Treatment of anti-recombinant interferon-alpha 2 antibody positive CML patients with natural interferon-alpha
Abstract
Summary Of 38 patients with a Philadelphia-chromosome positive chronic myeloid leukaemia treated with recombinant interferon alpha (rIFN-α) 2a or 2b and monitored for emergence of IFN-antibodies in their sera 11 patients developed rIFN-α2 binding and 10 rIFN-α2 neutralizing antibodies. rIFN-α neutralizing antibody positive patients experienced significantly (P<0·025) more clinical relapses (6/10) than IFN-antibody negative patients (6/28) during continuous IFN-therapy. Furthermore, IFN-antibody-positive patients with titre above 400 INU/ml were more likely to relapse under rIFN-α-therapy than IFN-antibody-negative patients with titre below 400 INU/ml (P<0·05).

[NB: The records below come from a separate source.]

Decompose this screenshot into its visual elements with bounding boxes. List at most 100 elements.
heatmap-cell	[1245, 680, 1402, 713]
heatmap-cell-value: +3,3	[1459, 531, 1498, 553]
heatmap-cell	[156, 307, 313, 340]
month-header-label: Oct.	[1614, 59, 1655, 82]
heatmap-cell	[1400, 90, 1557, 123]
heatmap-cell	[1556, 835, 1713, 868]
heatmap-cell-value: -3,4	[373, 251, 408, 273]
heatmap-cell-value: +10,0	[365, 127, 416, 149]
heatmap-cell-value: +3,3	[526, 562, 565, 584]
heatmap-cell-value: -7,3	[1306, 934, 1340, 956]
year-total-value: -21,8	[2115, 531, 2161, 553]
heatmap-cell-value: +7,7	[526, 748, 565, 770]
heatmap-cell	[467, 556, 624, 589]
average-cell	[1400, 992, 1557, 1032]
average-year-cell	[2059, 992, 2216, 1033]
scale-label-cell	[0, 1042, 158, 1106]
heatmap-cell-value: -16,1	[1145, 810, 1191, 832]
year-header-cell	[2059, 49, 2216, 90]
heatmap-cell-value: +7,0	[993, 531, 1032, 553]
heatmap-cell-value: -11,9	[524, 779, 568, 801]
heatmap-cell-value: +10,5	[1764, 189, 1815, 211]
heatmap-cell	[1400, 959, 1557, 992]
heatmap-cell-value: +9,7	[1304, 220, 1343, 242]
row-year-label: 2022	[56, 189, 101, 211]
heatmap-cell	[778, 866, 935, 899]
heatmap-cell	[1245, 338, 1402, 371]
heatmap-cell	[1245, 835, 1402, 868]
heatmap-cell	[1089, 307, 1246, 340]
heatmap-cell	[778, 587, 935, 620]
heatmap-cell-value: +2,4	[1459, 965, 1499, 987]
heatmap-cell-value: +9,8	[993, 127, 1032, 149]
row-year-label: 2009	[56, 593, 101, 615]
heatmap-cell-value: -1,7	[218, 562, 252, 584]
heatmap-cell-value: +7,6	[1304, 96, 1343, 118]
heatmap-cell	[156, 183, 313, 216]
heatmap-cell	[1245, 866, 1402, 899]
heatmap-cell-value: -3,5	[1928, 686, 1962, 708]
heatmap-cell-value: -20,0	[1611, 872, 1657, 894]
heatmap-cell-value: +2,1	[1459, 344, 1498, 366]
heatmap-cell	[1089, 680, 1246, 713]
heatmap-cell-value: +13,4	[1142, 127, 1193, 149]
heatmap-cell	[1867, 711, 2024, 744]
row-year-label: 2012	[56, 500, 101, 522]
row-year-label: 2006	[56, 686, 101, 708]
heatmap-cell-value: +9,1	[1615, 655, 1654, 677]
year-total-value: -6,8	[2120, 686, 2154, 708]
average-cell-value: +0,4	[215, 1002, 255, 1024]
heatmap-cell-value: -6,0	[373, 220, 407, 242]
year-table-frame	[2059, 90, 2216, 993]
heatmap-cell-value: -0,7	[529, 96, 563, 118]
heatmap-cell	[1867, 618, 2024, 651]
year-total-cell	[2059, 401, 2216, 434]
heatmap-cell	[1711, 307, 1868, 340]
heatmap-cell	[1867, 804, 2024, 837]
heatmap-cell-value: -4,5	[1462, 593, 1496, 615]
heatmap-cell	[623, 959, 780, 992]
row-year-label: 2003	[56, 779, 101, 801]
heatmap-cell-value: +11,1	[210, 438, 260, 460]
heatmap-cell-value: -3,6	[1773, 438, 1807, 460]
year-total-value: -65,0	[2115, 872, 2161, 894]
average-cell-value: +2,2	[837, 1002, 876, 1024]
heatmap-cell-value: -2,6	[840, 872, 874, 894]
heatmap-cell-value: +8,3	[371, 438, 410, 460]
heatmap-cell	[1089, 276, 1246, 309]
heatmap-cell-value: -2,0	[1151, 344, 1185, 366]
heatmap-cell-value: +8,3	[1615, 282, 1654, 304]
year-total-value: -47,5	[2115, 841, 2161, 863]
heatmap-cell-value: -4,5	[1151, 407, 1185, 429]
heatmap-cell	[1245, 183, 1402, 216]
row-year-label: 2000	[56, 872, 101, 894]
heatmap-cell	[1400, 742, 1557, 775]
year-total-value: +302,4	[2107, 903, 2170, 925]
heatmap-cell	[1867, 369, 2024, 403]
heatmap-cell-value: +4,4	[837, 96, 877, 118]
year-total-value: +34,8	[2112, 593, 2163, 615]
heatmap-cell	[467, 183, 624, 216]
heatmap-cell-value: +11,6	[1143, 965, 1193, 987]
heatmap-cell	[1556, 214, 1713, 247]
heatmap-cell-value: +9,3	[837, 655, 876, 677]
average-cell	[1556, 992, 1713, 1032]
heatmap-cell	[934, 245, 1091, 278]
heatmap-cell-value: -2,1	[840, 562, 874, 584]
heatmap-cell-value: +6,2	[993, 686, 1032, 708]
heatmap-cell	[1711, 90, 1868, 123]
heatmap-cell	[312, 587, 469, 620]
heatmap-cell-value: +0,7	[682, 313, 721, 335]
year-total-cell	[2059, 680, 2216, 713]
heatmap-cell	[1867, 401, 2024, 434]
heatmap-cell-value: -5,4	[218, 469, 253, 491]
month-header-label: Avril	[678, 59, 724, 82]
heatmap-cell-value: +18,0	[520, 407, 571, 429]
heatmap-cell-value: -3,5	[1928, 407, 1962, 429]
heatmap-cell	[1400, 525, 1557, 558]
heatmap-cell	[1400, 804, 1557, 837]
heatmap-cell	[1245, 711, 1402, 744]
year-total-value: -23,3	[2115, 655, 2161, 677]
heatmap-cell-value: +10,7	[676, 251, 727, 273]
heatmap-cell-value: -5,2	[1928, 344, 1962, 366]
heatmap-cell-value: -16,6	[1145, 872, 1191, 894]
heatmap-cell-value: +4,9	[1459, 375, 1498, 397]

Seven rIFN-antibody-positive patients experiencing a clinical relapse or a primary non-responsiveness were treated with two- to three-fold increased doses of rIFN-α2. Only one of these seven patients developed a partial haematological remission upon intensification of the rIFN-α2 therapy. Consecutively, the six patients failing high dose rIFN-α treatment were switched to a natural IFN-α preparation (3 × 9 × 106 I.U. weekly s.c.). Under such treatment two of the six patients achieved a long-lasting complete, one a partial haematological remission.
In high-titred IFN-antibody positive patients significantly altered serum-IFN-titre and minimal IFN-inducible Mxhomologue concentrations were measured; in contrast, nIFN-α induced normal IFN-titre and dose-equivalent Mxhomologue amounts in these patients. The data prove that high-titred rIFN-α neutralizing antibodies abrogate the biological action of rIFN-α, but not of nIFN-αin vivo and explains why nIFN-α can be effective in the anti rIFN-α2 positive patients.